UK doctors must treat sick baby Charlie until next week, European judges rule

Doctors in London must continue to treat a terminally-ill baby at the centre of a life-support legal battle until midnight on Tuesday, judges in the European Court of Human Rights have said.

UK doctors must treat sick baby Charlie until next week, European judges rule

Doctors in London must continue to treat a terminally-ill baby at the centre of a life-support legal battle until midnight on Tuesday, judges in the European Court of Human Rights have said.

Chris Gard and Connie Yates want to take their 10-month-old son, Charlie Gard, to the United States for treatment.

They have exhausted legal options in the UK and hope that European judges will now come to their aid.

A spokeswoman for the European Court of Human Rights in Strasbourg, France, said judges wanted treatment to continue while they looked at paperwork in the case.

Charlie suffers from a rare genetic condition and has brain damage.

His parents want him to undergo a therapy trial in America.

Specialists at Great Ormond Street Hospital in London, where Charlie is being cared for, say therapy proposed by a doctor in America is experimental and will not help.

They say life support treatment should stop.

A High Court judge in April ruled against a trip to America and in favour of Great Ormond Street doctors.

Mr Justice Francis concluded that life support treatment should end and said Charlie should be allowed to die with dignity.

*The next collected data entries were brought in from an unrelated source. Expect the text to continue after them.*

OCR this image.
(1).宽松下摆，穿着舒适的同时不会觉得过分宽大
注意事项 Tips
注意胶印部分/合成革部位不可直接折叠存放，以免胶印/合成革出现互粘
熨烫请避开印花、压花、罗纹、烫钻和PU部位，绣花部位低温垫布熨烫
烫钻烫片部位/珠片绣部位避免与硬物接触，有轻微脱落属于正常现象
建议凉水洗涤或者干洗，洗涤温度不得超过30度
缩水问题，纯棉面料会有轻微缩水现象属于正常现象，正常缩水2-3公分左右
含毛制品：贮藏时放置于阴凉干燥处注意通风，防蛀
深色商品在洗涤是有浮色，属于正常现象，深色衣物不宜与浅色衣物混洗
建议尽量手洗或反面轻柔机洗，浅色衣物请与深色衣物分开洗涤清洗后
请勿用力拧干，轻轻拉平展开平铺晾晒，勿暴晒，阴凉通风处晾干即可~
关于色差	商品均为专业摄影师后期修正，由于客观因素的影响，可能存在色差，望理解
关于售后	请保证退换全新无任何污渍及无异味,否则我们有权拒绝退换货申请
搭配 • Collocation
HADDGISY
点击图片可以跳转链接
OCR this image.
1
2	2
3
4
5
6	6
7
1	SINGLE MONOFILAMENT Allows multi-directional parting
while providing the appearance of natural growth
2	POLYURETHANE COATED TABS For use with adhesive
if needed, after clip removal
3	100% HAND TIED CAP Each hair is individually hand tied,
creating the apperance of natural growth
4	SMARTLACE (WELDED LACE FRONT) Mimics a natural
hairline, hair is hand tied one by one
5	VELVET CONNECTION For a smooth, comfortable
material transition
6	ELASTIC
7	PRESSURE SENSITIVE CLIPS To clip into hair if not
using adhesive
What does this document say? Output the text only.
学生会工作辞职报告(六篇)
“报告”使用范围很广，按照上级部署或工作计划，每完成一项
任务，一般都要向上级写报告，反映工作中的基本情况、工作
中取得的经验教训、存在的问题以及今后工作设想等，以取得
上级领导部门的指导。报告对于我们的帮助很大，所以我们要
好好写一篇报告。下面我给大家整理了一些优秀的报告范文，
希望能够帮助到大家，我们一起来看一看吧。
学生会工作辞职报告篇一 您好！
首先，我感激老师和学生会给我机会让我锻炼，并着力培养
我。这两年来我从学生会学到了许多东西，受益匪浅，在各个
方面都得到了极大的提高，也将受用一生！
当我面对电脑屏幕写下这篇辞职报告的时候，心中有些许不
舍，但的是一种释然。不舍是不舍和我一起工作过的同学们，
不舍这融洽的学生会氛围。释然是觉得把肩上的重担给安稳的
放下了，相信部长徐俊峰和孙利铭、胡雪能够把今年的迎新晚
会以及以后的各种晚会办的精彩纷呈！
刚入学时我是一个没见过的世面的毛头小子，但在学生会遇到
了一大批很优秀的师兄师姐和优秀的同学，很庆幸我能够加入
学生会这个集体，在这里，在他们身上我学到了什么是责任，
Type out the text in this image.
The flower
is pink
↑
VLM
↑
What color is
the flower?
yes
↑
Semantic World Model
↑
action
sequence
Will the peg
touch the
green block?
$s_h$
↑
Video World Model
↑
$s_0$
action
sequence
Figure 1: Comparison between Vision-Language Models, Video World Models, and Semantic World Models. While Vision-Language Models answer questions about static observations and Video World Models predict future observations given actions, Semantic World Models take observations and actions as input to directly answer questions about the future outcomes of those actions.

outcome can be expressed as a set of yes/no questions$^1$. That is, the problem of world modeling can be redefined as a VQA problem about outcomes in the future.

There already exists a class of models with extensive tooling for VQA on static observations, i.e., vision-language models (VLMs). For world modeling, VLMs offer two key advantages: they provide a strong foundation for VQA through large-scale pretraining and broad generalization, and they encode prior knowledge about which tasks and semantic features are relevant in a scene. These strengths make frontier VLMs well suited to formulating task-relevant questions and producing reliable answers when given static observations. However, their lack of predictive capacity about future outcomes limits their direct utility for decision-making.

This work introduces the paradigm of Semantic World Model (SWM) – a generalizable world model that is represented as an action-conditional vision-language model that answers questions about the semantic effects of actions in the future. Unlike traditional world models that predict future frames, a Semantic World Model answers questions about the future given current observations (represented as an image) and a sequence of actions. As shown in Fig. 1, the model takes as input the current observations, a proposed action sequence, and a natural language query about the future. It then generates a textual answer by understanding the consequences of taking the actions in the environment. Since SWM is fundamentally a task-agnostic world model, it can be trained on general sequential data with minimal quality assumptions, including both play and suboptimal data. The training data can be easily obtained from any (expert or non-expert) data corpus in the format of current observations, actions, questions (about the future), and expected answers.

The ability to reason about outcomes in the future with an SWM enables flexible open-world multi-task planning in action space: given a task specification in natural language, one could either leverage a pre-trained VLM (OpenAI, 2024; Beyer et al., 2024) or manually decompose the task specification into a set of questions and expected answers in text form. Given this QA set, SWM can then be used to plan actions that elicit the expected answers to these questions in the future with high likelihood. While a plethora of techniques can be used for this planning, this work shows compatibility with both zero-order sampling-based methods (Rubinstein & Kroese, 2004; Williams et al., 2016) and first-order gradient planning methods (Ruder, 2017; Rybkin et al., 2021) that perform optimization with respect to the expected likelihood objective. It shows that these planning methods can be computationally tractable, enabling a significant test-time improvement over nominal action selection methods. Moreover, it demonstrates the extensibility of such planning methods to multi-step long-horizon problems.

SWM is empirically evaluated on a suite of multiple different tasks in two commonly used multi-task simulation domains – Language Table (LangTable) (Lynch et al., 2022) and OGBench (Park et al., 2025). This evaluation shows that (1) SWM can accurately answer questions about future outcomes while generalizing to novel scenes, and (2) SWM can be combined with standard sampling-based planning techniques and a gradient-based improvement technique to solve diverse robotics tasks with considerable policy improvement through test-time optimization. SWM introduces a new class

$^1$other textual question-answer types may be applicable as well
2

Three Court of Appeal judges upheld that ruling in May and three Supreme Court justices on Thursday dismissed the couple's latest challenge after a hearing in London.

Ms Yates screamed as Supreme Court justices announced their decision.

The ECHR spokeswoman said: "Today, the European Court of Human Rights decided to indicate to the United Kingdom Government that, in the interests of the parties and the proper conduct of the proceedings before it, they should provide Charlie Gard with such treatment and nursing care as may be appropriate to ensure that he suffers the least distress and retains the greatest dignity consistent, insofar as possible, with maintaining life, until midnight on Tuesday 13 June.

"The interim measure granted ... has been applied temporarily in order to allow the European Court to examine the request."

She said Charlie's parents wanted a panel of seven judges to analyse the case in detail.

Mr Justice Francis had made a ruling on April 11 after a trial in the Family Division of the High Court in London.

He heard that Charlie, who was born on August 4 last year, had a form of mitochondrial disease, a condition which causes progressive muscle weakness and brain damage.

Specialists in the US have offered a therapy called nucleoside.

Charlie's parents, who are aged in their 30s and come from Bedfont, west London, have appealed for money on a GoFundMe page to cover doctors' bills in America.

They reached a £1.2m target before the High Court trial.

People are continuing to donate and the fund has now topped £1.3m.

Mr Justice Francis said Great Ormond Street doctors had considered the experimental treatment, but decided it would not help Charlie.

He said the case had never been "about money".